Bruised from a tumultuous year, stock market investors in China are looking to capitalize on any potential policy shifts at the twice-a-decade Communist Party congress next month.
A key strategy is to bet on more stimulus for the property market as mainland authorities attempt to rescue the ailing sector.
And experts expect some steps to complete stalled housing projects that can in turn support the banking sector by reducing loan risks and boosting mortgage demand following the October 16 leadership gathering,
With expectations also low for an imminent shift away from the zero-Covid policy some investors are limiting their exposure to reopening shares.
Investment bank Societe General favors industrials and infrastructure stocks over consumer shares ahead of the party congress.
"There is going to be more support for the property sector because if the property market does not stabilize the economy will not stabilize," said Chi Lo, senior market strategist for Asia Pacific at BNP Paribas Asset Management, "and growth protection is the No 1 policy priority."

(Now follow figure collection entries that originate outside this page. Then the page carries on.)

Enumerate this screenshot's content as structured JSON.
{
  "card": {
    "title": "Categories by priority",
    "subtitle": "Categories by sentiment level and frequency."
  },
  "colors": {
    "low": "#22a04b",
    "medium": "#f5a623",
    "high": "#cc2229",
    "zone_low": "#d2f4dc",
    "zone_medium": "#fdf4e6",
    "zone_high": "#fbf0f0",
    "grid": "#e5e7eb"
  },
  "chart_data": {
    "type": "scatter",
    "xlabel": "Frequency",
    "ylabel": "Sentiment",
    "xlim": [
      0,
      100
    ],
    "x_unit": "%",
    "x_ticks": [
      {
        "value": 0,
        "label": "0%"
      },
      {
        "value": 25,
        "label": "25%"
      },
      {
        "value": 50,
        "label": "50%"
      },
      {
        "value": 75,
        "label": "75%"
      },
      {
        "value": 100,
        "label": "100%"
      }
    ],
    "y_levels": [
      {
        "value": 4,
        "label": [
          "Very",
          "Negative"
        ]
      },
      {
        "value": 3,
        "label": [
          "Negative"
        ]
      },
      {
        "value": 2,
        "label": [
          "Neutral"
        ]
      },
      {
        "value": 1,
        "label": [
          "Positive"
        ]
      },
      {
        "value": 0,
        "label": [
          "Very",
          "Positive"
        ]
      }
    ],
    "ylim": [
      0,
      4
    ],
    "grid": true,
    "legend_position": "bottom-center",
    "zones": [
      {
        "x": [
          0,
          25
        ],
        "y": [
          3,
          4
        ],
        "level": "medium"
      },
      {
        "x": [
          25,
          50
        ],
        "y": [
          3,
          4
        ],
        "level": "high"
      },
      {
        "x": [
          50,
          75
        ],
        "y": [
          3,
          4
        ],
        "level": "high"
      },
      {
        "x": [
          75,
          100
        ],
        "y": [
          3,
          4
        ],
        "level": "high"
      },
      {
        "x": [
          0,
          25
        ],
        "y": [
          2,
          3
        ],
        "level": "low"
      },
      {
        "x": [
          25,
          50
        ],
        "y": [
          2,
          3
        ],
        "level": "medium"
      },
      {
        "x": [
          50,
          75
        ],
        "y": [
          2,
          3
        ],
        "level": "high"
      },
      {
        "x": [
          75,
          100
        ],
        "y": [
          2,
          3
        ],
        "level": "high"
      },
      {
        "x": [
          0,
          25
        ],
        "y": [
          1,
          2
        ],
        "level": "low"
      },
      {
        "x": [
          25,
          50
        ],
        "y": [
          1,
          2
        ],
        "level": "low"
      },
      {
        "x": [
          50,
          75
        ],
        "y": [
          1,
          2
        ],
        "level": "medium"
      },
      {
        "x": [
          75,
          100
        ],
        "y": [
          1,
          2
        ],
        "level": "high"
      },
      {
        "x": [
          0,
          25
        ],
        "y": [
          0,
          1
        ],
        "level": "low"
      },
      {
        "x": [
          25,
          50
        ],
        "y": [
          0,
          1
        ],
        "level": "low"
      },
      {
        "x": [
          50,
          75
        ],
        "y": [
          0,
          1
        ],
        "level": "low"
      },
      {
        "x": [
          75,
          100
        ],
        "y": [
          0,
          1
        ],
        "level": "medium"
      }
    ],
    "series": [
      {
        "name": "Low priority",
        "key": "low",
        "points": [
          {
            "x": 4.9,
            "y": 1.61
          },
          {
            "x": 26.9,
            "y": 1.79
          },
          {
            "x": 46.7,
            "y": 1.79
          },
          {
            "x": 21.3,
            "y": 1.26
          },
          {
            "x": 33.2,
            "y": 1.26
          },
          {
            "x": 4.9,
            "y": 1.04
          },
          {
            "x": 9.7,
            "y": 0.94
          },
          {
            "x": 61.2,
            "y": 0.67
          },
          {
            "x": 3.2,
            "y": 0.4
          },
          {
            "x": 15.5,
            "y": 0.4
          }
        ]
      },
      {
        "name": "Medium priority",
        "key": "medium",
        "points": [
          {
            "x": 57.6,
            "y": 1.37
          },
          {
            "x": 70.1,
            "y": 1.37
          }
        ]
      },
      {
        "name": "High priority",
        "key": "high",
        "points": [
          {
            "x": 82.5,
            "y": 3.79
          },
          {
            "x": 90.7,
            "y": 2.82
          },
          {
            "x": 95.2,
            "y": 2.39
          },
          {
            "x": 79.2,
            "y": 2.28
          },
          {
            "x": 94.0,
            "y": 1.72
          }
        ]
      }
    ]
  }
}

Additionally, Beijing should take proactive measures to stimulate demand, and local governments need to strike a balance between Covid controls and growth, the China Securities Journal cited former statistics bureau chief Ning Jizhe as saying. Stock market gauges in China last week added to what have already been some of the world's worst losses this year as the US Federal Reserve dealt global markets a hawkish blow.
Having grappled with Covid lockdowns, a property market downturn and Beijing's conflict with Washington over trade and political issues for months, investors are hoping for the market to recover once the leadership reshuffle is complete and policies are settled.